Stocker sagt, dass er von Vielen in seinem Umfeld in den letzten Monaten mitbekommen habe, dass das eigene Geld von der CS abgezogen wird. «Wir müssen schauen, dass das Vertrauen zurückkommt.»
Ein guter Wirtschaftsplatz sei ein Teil des Steuersubstrats. «Nun sagen, was zu machen ist, liegt nicht an uns. Das müssen der Bund und die Banken nun anschauen», sagt Stocker.

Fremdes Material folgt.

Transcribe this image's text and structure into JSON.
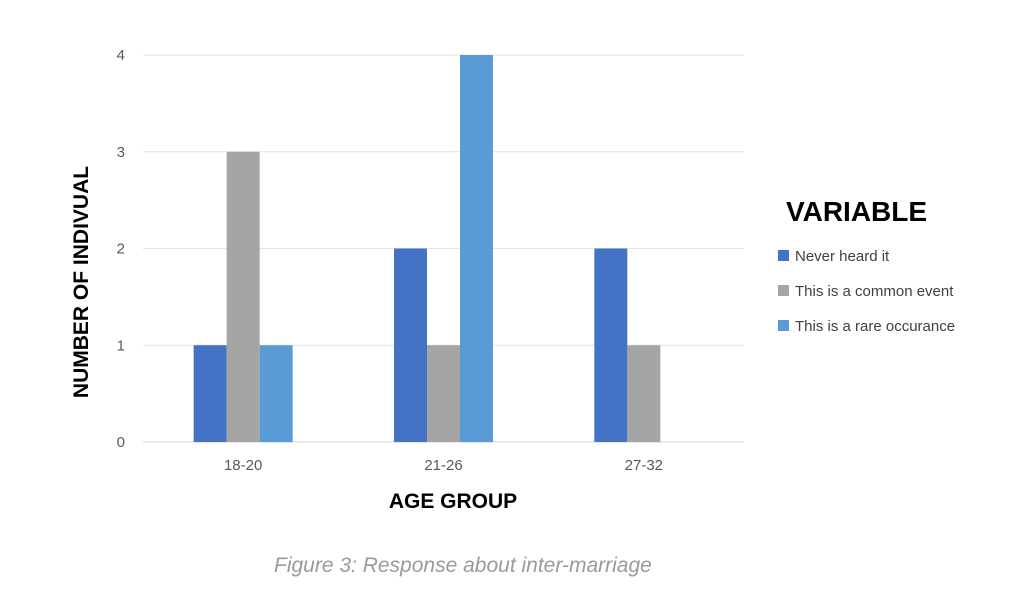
{
  "chart_data": {
    "type": "bar",
    "categories": [
      "18-20",
      "21-26",
      "27-32"
    ],
    "series": [
      {
        "name": "Never heard it",
        "values": [
          1,
          2,
          2
        ],
        "color": "#4472c4"
      },
      {
        "name": "This is a common event",
        "values": [
          3,
          1,
          1
        ],
        "color": "#a5a5a5"
      },
      {
        "name": "This is a rare occurance",
        "values": [
          1,
          4,
          0
        ],
        "color": "#5b9bd5"
      }
    ],
    "xlabel": "AGE GROUP",
    "ylabel": "NUMBER OF INDIVUAL",
    "ylim": [
      0,
      4
    ],
    "yticks": [
      0,
      1,
      2,
      3,
      4
    ],
    "grid": true,
    "legend_title": "VARIABLE",
    "legend_position": "right",
    "caption": "Figure 3: Response about inter-marriage"
  }
}
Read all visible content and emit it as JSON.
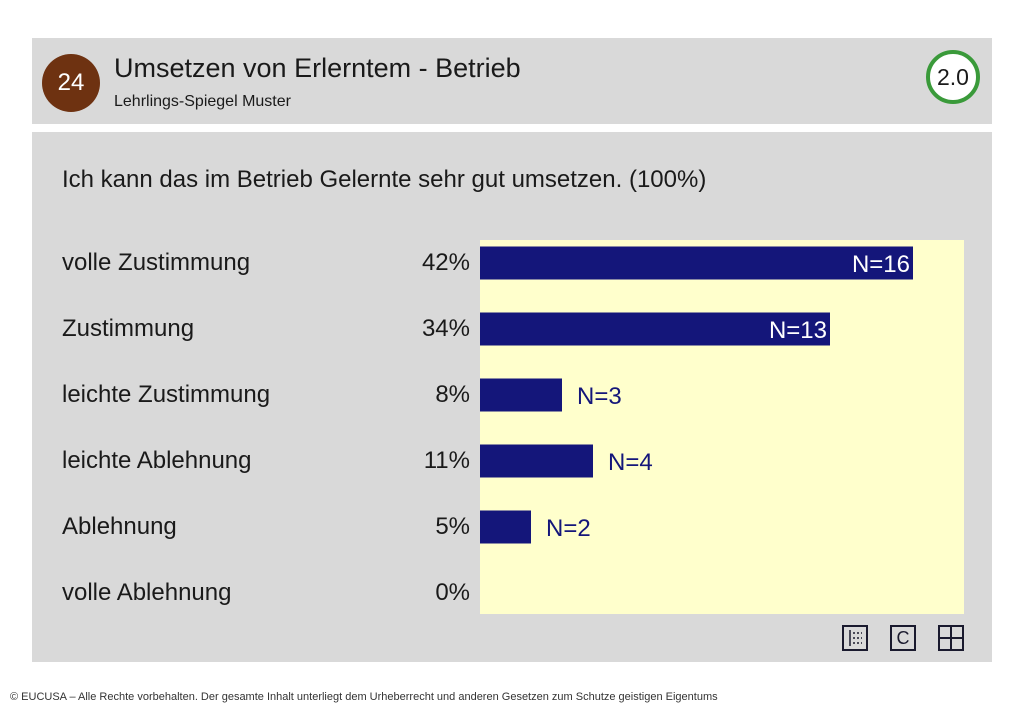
{
  "header": {
    "slide_number": "24",
    "title": "Umsetzen von Erlerntem - Betrieb",
    "subtitle": "Lehrlings-Spiegel Muster",
    "version": "2.0"
  },
  "chart_data": {
    "type": "bar",
    "orientation": "horizontal",
    "title": "Ich kann das im Betrieb Gelernte sehr gut umsetzen. (100%)",
    "categories": [
      "volle Zustimmung",
      "Zustimmung",
      "leichte Zustimmung",
      "leichte Ablehnung",
      "Ablehnung",
      "volle Ablehnung"
    ],
    "percent_labels": [
      "42%",
      "34%",
      "8%",
      "11%",
      "5%",
      "0%"
    ],
    "values": [
      42,
      34,
      8,
      11,
      5,
      0
    ],
    "n_labels": [
      "N=16",
      "N=13",
      "N=3",
      "N=4",
      "N=2",
      ""
    ],
    "xlim": [
      0,
      47
    ],
    "grid": false,
    "colors": {
      "bar": "#14167a",
      "plot_background": "#ffffcc",
      "label_on_bar": "#ffffff",
      "label_outside": "#14167a"
    }
  },
  "toolbar": {
    "icons": [
      "list-icon",
      "copyright-icon",
      "grid-icon"
    ],
    "copyright_letter": "C"
  },
  "footer": {
    "text": "© EUCUSA – Alle Rechte vorbehalten. Der gesamte Inhalt unterliegt dem Urheberrecht und anderen Gesetzen zum Schutze geistigen Eigentums"
  }
}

Walker Späh warnt jedoch, in einen Regulierungs-Modus überzugehen. Es sei eine unternehmerische Aufgabe, Vertrauen zu schaffen.
Der Regulator sei gefordert, aber könne nicht alles vorhersehen. «Wir haben nun ein noch grösseres Klumpenrisiko mit der Übernahme der UBS», sagt Leupi. Dies sei in der Verantwortung des Regulators.